“Don’t be surprised that you’re surprised by the markets.” – Unknown
The UK has surprised nearly everyone by voting to leave the European Union. It’s a strange vote given virtually all the data showed a negative economic outcome should the UK leave the EU.
Just goes to show there’s more to life than money!!
While the result of the vote is now known, the economic and market implications are far from set in stone. Although if Friday is anything to go by, you can safely assume the market isn't too thrilled with the outcome.
Investors are often told to “ignore the noise” in situations like this but the noise can get very loud, so that can be easier said than done.
Here is some perspective:
All that aside, people are going to be coming out of the woodwork to offer their opinions, with many hoping to call the next move correctly. No doubt we’ll have the media flocking to London to milk the story for all it’s worth.
Here’s a few filters you can apply to the deluge of opinions that you’ll see in the coming days, weeks and months:
Share brokers, traders, portfolio managers, financial advisors and the media all approach the markets from a different perspective. Don’t pay attention to what traders are saying about the market and expect that information to be relevant to you if you’re not a trader and vice versa for traders listening to fundamental investors. Don’t abandon a long-term investment philosophy based on short term events.
Understand the agenda of the person handing out the advice. Context matters! This is probably the biggest problem area for the average investor looking for investment advice from the media. The media's interest is getting more eyeballs to watch, so they can sell more advertising. The shiny, the shocking and the new is what gets people's attention.
Don’t expect the message to be tailored to your circumstances. None of the thousands of market voices out there spouting off will have your personal situation in mind when giving their thoughts — why would they? What's right for some may not be right for you.
Tactics always sound sexier than having a plan in place. Hunkering down, hedging your bets, trimming exposures, risk-on/risk-off, getting defensive or searching through the rubble for bargains sounds interesting. It can feel better to do something instead of sitting on your hands and doing nothing. But trying to do these things on the fly because others may be doing them is a sure way to lose some money without a proper plan in place.
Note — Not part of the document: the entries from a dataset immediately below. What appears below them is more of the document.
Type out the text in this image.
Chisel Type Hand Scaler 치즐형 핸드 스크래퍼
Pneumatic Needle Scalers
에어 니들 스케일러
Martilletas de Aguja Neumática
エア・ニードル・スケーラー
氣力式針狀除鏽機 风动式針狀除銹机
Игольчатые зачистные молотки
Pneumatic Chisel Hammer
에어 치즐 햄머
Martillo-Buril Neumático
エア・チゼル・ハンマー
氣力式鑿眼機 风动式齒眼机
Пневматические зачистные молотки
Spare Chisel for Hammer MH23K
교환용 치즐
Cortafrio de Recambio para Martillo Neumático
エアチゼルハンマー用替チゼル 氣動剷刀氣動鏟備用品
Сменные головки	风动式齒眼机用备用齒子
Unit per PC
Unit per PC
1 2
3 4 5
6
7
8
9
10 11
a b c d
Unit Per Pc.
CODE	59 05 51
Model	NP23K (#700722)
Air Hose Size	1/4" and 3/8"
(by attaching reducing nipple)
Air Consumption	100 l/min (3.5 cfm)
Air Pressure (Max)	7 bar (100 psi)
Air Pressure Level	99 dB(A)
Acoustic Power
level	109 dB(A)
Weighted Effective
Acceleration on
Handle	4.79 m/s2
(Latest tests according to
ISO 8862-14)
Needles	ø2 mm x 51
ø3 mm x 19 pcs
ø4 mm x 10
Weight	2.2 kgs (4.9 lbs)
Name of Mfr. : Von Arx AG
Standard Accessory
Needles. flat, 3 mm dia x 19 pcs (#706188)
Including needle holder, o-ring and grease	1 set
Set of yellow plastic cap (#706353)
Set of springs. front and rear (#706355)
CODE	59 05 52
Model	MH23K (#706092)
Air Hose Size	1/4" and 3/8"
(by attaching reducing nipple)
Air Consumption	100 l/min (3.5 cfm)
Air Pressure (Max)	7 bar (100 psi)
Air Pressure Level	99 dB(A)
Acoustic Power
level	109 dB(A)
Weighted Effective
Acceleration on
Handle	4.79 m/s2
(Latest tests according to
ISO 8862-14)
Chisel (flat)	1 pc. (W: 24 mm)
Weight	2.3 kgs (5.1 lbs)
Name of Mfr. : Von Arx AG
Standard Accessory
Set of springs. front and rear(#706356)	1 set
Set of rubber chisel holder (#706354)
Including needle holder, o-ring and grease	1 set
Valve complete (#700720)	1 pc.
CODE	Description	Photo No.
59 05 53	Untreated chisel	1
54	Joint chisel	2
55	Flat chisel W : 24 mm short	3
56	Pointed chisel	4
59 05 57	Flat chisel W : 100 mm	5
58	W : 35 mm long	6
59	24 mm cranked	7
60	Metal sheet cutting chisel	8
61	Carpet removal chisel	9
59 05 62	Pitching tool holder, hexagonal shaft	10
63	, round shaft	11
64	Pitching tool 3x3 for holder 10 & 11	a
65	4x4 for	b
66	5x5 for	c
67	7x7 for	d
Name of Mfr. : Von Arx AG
Interesting doesn’t mean actionable. You can follow the ups and downs in the market solely for entertainment purposes if you find it interesting. That doesn’t mean you have to act on every single move in the market just because it grabs your interests. Actions should be triggered by something other than your nerves.
You don’t have to have an opinion about everything. After 30 years in this business, I still don’t know where the market will head in the short term. The good news is that it's not that important. Market returns are there for the taking so long as you stay disciplined and build a diversified strategy around risks that carry a reliable reward. You can still manage risk without figuring where the markets will go this Wednesday.
PS – I write about events like this reluctantly, but given the widespread attention, plus the number of people who've asked me about it, I thought it useful to put things in perspective. Anyone with a balanced portfolio should not be losing any sleep over this.